I have baked my first sponge! You can click that link to read my hubristic recount of the deed. And see a fairly average photo.

Day 25

Day 25 – Any five books from your “to be read” stack

Ah. Heh. Interesting question.

Five, you say? Hmm.

A while ago I copied a friend, who’d got all of her books in a stack and taken a photo of them. Wish I could find my photo… my stack was taller than me (I’m 172cm), and I realised afterwards it didn’t actually have all of my books in it.

Now, the situation is not so bad at the moment. Since coming home from our epic adventure overseas, we have been massively decluttering our house, and for me that has meant clearing out both books I have no intention of ever reading again OR lending to people, and losing the books that I have no intention of actually picking up. While this sounds somewhat sacrilegious, it has been immensely freeing. As well, I have basically been on a book-buying ban in anticipation of Aussiecon4 (eee getting so close!). So I have been actually reading some of the books on my TBR pile, and – wait for it – reading books from the library rather than buying them. Incredible.

All of this is a long, torturous way around to saying: most of my TBR pile is getting old. I still want to read them, they’ve just been waiting a fairly long time, mostly. They’re essentially split between sf&f (mostly sf these days) and history.

Five that I’m really looking forward to are:

Silver Screen, Justina Robson. Part of my reading in anticipation of Natcon50, that I’m really hoping to make it to.

Liberty, Lucy Moore. The women involved in the French Revolution.

The Stone Key, Isobelle Carmody. This one has been sitting there since my last Swancon, I think. I feel like I ought to re-read the other Obernewtyns before I read this, but… I’m not sure I can face that.

Northwind, Gwyneth Jones. I don’t think I’ve ever read a Jones novel. I also have Escape Plans sitting here.
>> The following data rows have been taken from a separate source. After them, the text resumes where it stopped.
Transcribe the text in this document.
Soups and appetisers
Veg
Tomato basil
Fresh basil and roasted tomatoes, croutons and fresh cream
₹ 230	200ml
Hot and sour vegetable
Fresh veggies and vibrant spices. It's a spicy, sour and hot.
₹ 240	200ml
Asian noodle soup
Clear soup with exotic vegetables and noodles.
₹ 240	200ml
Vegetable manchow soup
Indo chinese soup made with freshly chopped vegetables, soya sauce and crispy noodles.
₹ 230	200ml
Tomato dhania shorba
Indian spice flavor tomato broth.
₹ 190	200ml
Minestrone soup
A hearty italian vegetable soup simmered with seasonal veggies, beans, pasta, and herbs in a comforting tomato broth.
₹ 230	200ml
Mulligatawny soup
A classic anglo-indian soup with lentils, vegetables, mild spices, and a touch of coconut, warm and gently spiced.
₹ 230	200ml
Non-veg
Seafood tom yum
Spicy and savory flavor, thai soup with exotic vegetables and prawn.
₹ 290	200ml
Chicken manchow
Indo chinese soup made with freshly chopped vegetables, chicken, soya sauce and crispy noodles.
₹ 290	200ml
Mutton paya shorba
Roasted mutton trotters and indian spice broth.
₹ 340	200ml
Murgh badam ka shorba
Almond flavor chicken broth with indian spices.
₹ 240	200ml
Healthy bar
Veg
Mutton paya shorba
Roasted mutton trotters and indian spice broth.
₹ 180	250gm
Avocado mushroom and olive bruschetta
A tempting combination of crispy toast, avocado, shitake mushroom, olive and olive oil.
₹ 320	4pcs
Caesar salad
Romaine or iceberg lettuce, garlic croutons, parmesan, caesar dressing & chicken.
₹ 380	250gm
Dirk Bogarde, John Coldstream. My mum gave me this bio… oh, too many Christmases ago now. I was a very, very big fan of Bogarde when I was younger (and would be still, I think, if I’d seen any of his movies recently). I happened on the very end of A Tale of Two Cities on the tv, one afternoon at about the age of 16, and was immediately in tears because they were about to chop his head off. Noooo! Apparently he was a very, very interesting man. But the sheer size of this tome is a bit offputting.